With the advent of the “Contract With America,” the tax-cutting component—not the NIH—became the crown jewel in the House of Representatives. In an effort to produce a balanced budget by the year 2002, both the House and the Senate Budget Committees placed the NIH on the chopping block. The House Budget Committee called for a 5% cut ($566 million) in NIH funding for FY 1996 and then a freeze in research funding at the FY 1996 level through 2000. The rationale for cutting NIH funding was based on the fact that between 1984 and 1994, NIH expenditures more than doubled. The Senate Budget Committee called for a 10% cut ($1.13 billion) in NIH funding for 1996 and then a freeze in research spending through 2002.
Thanks to the heroic initiative and leadership of Senator Mark Hatfield (R-OR), chairman of the Senate Appropriations Committee, the Senate Budget Committee’s proposed cut in NIH research funding was overwhelmingly defeated on the Senate floor by a resounding vote of 85 to 14. While this battle was won, the war is far from over. The Senate and the House passed a compromise assumption of a 1% cut in NIH funding in FY 1996 and a 3% cut from the FY 1995 level in FY 1997-2002.
While the budget resolutions are important, the House and the Senate Budget Committees only set functional spending limits for specific categories and develop nonbinding assumptions. The Senate and the House Appropriations Committees determine how much money will be allocated for individual programs, including the NIH. In addition, both Houses of Congress have voted to further lower spending caps, which would make resources available to the NIH even tighter.
With continued help from both NIH supporters in Congress and grassroots mobilization in conveying the significance of increased NIH funding to control spiraling healthcare costs, to improve the health of all Americans, to enhance the biotechnology and pharmaceutical industries, and to foster our nation’s competitiveness, the medical research community may be successful this year in staving off potential cuts for the NIH. However, this year has served as a wake-up call for all researchers and patients, that this is no longer business as usual. It is a new ball game. During debate on the Senate floor to restore the assumed cut for the NIH under the Senate budget resolution, one of the co-sponsors of Senator Hatfield’s amendment, Senator Nancy Kassebaum (R-KS), provided a glimpse of things to come.

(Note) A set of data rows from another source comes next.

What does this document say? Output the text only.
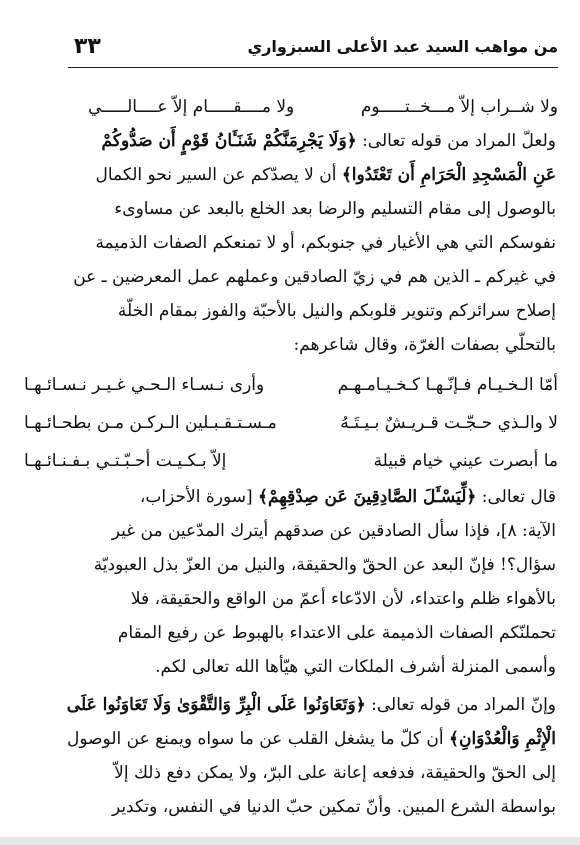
من مواهب السيد عبد الأعلى السبزواري
٣٣
ولا شــراب إلاّ مـــخــتـــــوم
ولا مــــقـــــام إلاّ عــــالـــــي
ولعلّ المراد من قوله تعالى: ﴿وَلَا يَجْرِمَنَّكُمْ شَنَـَٔانُ قَوْمٍ أَن صَدُّوكُمْ
عَنِ الْمَسْجِدِ الْحَرَامِ أَن تَعْتَدُوا﴾ أن لا يصدّكم عن السير نحو الكمال
بالوصول إلى مقام التسليم والرضا بعد الخلع بالبعد عن مساوىء
نفوسكم التي هي الأغيار في جنوبكم، أو لا تمنعكم الصفات الذميمة
في غيركم ـ الذين هم في زيّ الصادقين وعملهم عمل المعرضين ـ عن
إصلاح سرائركم وتنوير قلوبكم والنيل بالأحبّة والفوز بمقام الخلّة
بالتحلّي بصفات الغرّة، وقال شاعرهم:
أمّا الـخـيـام فـإنّـهـا كـخـيـامـهـم
وأرى نـسـاء الـحـي غـيـر نـسـائـهـا
لا والـذي حـجّـت قـريـشٌ بـيـتَـهُ
مـسـتـقـبـلين الـركـن مـن بطحـائـهـا
ما أبصرت عيني خيام قبيلة
إلاّ بـكـيـت أحـبّـتـي بـفـنـائـهـا
قال تعالى: ﴿لِّيَسْـَٔلَ الصَّادِقِينَ عَن صِدْقِهِمْ﴾ [سورة الأحزاب،
الآية: ٨]، فإذا سأل الصادقين عن صدقهم أيترك المدّعين من غير
سؤال؟! فإنّ البعد عن الحقّ والحقيقة، والنيل من العزّ بذل العبوديّة
بالأهواء ظلم واعتداء، لأن الادّعاء أعمّ من الواقع والحقيقة، فلا
تحملنّكم الصفات الذميمة على الاعتداء بالهبوط عن رفيع المقام
وأسمى المنزلة أشرف الملكات التي هيّأها الله تعالى لكم.
وإنّ المراد من قوله تعالى: ﴿وَتَعَاوَنُوا عَلَى الْبِرِّ وَالتَّقْوَىٰ وَلَا تَعَاوَنُوا عَلَى
الْإِثْمِ وَالْعُدْوَانِ﴾ أن كلّ ما يشغل القلب عن ما سواه ويمنع عن الوصول
إلى الحقّ والحقيقة، فدفعه إعانة على البرّ، ولا يمكن دفع ذلك إلاّ
بواسطة الشرع المبين. وأنّ تمكين حبّ الدنيا في النفس، وتكدير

According to Senator Kassebaum, chair of the Senate Labor and Human Resources Committee that has jurisdiction over reauthorization of the NIH, “I intend to examine organizational and structural changes at the NIH which could lead to some budget savings.” NIH is scheduled for reauthorization next year.
The American Heart Association has been in the forefront in advocating the critical importance of increased funding for the NIH. The AHA efforts to influence the FY 1996 NIH funds, which technically starts on October 1, 1996, began in August 1994. In April and May 1995, more than 20 000 alerts were sent out to the AHA national board of directors, science councils, affiliates nationwide, Federal Legislative Grassroots Network, Grassroots Science Network, and to Mended Hearts and the Stroke Connection urging them to write their US senators and representatives to make heart and stroke research funding a top priority. In addition to our advocacy efforts in Washington, DC, AHA affiliates and science council members were encouraged to make telephone calls and personal visits to their members of Congress.
Now more than ever, the American Heart Association needs your help in communicating to Congress the critical importance of NIH to all Americans. Get out of your laboratories now and make your voices heard! Better yet, stay in your labs, but invite your US senators and representatives to tour your facility, show them research advances thanks to their support, and demonstrate the opportunities missed due to a shortfall in federal support. Patient involvement through such groups as Mended Hearts and the Stroke Connection are particularly effective in such tours.